In 2005, KISS would change frequency to 107.9 FM to accommodate for the pending launch of Sydney station Vega 95.3, and changed its name accordingly. In 2011 it changed its name again to Move FM.

In 2011 the original proprietor, now operating as Midwest Radio Network, took back control over the stations.
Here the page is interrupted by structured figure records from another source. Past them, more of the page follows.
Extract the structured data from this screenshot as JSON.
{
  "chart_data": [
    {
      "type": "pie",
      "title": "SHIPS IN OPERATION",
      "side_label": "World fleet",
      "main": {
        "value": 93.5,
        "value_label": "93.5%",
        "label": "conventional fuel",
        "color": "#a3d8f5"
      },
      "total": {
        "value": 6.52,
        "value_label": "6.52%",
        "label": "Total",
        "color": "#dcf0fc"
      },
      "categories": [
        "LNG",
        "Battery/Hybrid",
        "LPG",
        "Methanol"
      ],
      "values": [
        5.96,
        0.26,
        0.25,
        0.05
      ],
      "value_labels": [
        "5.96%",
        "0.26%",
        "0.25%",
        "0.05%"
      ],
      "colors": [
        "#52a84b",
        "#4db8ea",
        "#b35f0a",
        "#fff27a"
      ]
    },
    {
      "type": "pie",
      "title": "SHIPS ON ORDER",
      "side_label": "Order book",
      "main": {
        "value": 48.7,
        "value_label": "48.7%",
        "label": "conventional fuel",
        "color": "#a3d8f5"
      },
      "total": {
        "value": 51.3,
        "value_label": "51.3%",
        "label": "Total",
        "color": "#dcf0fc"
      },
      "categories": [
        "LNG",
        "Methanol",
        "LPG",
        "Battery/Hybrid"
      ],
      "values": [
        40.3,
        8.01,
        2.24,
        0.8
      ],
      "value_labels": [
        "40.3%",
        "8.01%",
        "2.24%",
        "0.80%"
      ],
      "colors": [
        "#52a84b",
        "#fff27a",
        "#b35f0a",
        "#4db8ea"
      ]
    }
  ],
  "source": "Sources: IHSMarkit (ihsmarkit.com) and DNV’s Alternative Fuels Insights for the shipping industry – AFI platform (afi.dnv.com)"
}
2LT began broadcasting in the Blue Mountains in 2015 on 101.1 FM but on limited power. The station is still negotiating technical specifications with the Australian Media Communications Authority before launching officially. The translator service is not expected to be fully operational until some time in 2027.

==Presenters==
===Current===
- Bob Barnsley (Drive Weekdays, Saturdays 6am–12 noon)
- Pete Watson (Breakfast)
- Mark Levy (Weekdays, 9–12 noon)

===Former===
- Chris Kearns, John Tapp, Brian Bury, Tom Crozier, Garry Carr, Pete Johns, Craig Willis, Gary Daly, Ray Veldrie, Peter Graham, Ted Bull, Mal Hedstrom, Kevin O'Neill, John Cahill, Rob Mclean, Darryl MacGlashan, Warren Purchase, Daryl Egan, Barry Egan, Mark Jensen, Rob (Tesoriero) Hartley, Alan Oloman, Nick Bennett, Jenny Eather, Trevor Langlands, Michele Menchin, Jennifer Menchin, Marvin (Mark) Bemand, Drew Michel, Jack Wallace, Pete Diskon, Tim Trevor-Jones, Rob Kendall, Jodie Haigh, Frank Harper, Neville Pellitt, Reg Cowden, Sam Laws, Warren Atkinson, Craig Ross, Chris Gregson, Nik James, Bob Barnsley, Digby Gillings, Bede Leighton, Chris Dover, Tracey Cowden, Wayne Clark, Jason Bouman, George Frame, Dan Garlick, Steve Carline, Matt Pardy, Rob Jolly, Margaret Sewell, Stu Gary, Pete Watson,Paul Wise, Mike Worthy, Rupert Grech, Lindsay Lawson, Connie Torelli, Fiona Cameron, Ben Hogan, Sue Badham, Joel Helmes, Geoff Brown, Jan Jefferey, Matt Ponsonby, Ian Kelly, Donn Berghofer, Greg Robson, Doug Keith, Pete Little, Janet Miles, David Anderson, Dave Robertson, Ron Lincoln, Tony Guiffre, Paul Hussey, Dave Levy, Greg Walker, Anna-Louise Cheetham, Dani Bellamy, Steve Owens, Glen Comrie, Craig Denyer, Mark Blake (Marvin Bemand), Olivia Nelmes, Al Kirton and Craig Baynham.